BMI · BMR · TDEE · Body Fat Calculator — WHO Asia-Pacific & Mifflin-St Jeor
Free body composition calculator: BMI with WHO Asia-Pacific thresholds (23 / 27.5), Mifflin-St Jeor BMR, Harris-Benedict comparison, TDEE with WHO/FAO/UNU activity factors, and US Navy Hodgdon-Beckett body fat formula. Pure browser, zero tracking.
Pure browser. Zero upload. Your measurements never leave this tab.
| WHO Global | — |
| WHO Asia-Pacific | — |
| Healthy range (Global) | — |
| Healthy range (Asian) | — |
| BMI Prime | — |
| Ponderal Index | — |
›Formula
BMI = weight (kg) / height (m)²
WHO 2000 + 2004 Asia-Pacific Consultation
Why WHO Asia-Pacific cutoffs matter
The default BMI cutoffs (18.5 / 25 / 30) were calibrated on European populations. WHO's 2004 Asia-Pacific Expert Consultation reviewed the evidence and concluded that Asian populations carry the same body-fat percentage and metabolic disease risk at lower BMI values, so the action lines should be 23 (overweight) and 27.5 (obese). Singapore, Hong Kong, and mainland China all reference these cutoffs in their public-health guidance. This calculator shows both classifications side by side.
Mifflin-St Jeor vs Harris-Benedict
The 1919 Harris-Benedict equation overstates BMR for most modern adults by 5–10%. A 2005 American Dietetic Association systematic review found Mifflin-St Jeor (1990) the most accurate of the major BMR formulas, with 82% of estimates falling within ±10% of measured values. We default to Mifflin-St Jeor and show the 1984 Roza-Shizgal revision of Harris-Benedict alongside it so you can see how much the formula choice matters.
Activity multipliers from WHO/FAO/UNU
TDEE multipliers across online calculators vary wildly (1.2 to 2.0+), which produces up to 400 kcal/day of disagreement for the same person. The 1.2 / 1.375 / 1.55 / 1.725 / 1.9 values used here come from the WHO/FAO/UNU 2004 Human Energy Requirements consultation (Technical Report 935), with the original activity descriptions next to each multiplier.
US Navy body fat formula (Hodgdon-Beckett)
The US Navy method, published in 1984 by Hodgdon and Beckett (NHRC reports 84-11 and 84-29), needs only a soft tape measure and is the official body-composition test for the DoD (Instruction 1308.3). It estimates body density from neck and waist circumference (and hip for women) and converts to %BF via the Siri equation. Standard error of estimate is ±3.5% (men) and ±3.7% (women) compared to underwater weighing — accurate enough for most uses, with the caveat that very lean or very heavy bodies fall outside the calibration range.
FAQ
- Why does this calculator show two BMI categories?

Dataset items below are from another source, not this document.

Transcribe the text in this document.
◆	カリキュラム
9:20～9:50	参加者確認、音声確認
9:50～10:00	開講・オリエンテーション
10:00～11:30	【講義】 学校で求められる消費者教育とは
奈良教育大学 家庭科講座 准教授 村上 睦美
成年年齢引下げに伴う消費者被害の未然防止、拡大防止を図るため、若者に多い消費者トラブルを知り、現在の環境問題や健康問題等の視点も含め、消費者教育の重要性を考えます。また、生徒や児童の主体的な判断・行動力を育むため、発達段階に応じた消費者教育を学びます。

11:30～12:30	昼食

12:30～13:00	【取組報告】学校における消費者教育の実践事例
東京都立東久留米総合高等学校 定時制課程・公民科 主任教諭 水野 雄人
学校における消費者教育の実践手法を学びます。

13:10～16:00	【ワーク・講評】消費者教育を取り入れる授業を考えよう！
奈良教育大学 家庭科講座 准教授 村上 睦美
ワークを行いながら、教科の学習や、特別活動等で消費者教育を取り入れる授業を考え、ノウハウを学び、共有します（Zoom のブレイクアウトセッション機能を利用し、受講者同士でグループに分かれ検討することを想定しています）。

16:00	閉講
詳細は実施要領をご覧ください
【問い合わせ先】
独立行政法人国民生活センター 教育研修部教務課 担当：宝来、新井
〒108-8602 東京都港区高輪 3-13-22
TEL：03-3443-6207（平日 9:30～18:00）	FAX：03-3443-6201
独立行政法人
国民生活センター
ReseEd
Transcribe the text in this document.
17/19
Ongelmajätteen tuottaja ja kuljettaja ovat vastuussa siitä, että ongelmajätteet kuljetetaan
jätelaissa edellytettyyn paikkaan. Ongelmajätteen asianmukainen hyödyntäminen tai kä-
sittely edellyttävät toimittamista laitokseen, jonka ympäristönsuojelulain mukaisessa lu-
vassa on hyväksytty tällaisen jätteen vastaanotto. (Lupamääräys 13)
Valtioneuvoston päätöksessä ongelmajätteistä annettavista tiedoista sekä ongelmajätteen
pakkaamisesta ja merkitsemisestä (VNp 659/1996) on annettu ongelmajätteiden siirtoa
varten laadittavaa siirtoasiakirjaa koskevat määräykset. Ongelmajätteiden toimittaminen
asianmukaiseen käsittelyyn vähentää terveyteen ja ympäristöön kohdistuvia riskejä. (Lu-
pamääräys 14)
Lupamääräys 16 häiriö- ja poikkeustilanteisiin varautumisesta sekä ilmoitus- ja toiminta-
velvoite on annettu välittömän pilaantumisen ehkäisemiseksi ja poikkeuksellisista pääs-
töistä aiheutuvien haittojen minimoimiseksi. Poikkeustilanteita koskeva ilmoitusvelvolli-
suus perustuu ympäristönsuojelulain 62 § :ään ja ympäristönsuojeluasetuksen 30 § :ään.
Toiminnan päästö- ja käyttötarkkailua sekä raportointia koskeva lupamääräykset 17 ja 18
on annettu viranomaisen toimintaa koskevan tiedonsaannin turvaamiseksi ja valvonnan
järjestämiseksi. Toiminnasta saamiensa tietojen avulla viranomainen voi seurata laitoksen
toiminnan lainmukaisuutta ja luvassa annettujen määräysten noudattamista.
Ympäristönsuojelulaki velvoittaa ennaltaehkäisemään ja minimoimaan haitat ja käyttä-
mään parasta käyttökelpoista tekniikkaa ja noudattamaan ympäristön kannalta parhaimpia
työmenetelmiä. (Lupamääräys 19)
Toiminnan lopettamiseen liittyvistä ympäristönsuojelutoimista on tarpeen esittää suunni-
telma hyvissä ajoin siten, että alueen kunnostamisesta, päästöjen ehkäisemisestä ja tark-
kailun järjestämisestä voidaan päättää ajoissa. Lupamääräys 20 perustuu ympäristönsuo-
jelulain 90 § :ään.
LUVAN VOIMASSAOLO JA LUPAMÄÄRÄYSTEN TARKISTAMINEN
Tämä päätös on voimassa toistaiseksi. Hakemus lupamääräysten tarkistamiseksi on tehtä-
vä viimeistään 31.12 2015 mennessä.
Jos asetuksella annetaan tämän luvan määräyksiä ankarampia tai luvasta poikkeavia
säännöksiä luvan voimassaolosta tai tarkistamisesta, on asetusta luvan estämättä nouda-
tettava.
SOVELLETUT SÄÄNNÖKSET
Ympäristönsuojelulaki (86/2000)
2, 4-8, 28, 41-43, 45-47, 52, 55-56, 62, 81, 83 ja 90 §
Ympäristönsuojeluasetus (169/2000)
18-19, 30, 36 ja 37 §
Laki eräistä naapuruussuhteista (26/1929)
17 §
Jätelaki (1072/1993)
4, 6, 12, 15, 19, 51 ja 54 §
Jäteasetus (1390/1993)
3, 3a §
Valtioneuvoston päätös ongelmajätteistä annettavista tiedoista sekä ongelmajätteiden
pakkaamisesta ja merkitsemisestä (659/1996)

- Because risk thresholds differ by ancestry. WHO Global cutoffs were calibrated on European data; the 2004 WHO Asia-Pacific consultation found that Asian populations reach the same body-fat and metabolic-disease risk at lower BMI, so the overweight line is 23 and the obese line is 27.5. Showing both makes the difference explicit instead of hiding it behind a single number.
- Which BMR formula should I use, Mifflin-St Jeor or Harris-Benedict?
- Mifflin-St Jeor (1990) is the more accurate choice for most modern adults — a 2005 ADA systematic review found it hits within ±10% of indirect-calorimetry values about 82% of the time, beating Harris-Benedict by roughly 5 percentage points. We default to MSJ but display the 1984 Roza-Shizgal revision of Harris-Benedict alongside so you can see the gap.
- How accurate is the US Navy body fat formula?
- Standard error of estimate is about ±3.5% for men and ±3.7% for women compared to hydrostatic (underwater) weighing — accurate enough for most fitness and military uses, less reliable at extreme leanness or extreme obesity. It is the official DoD body-composition test (Instruction 1308.3) and only needs a soft tape measure.
- Is my data sent anywhere?
- No. Every calculation runs entirely in your browser via JavaScript. No height, weight, age, or measurement values are uploaded or logged.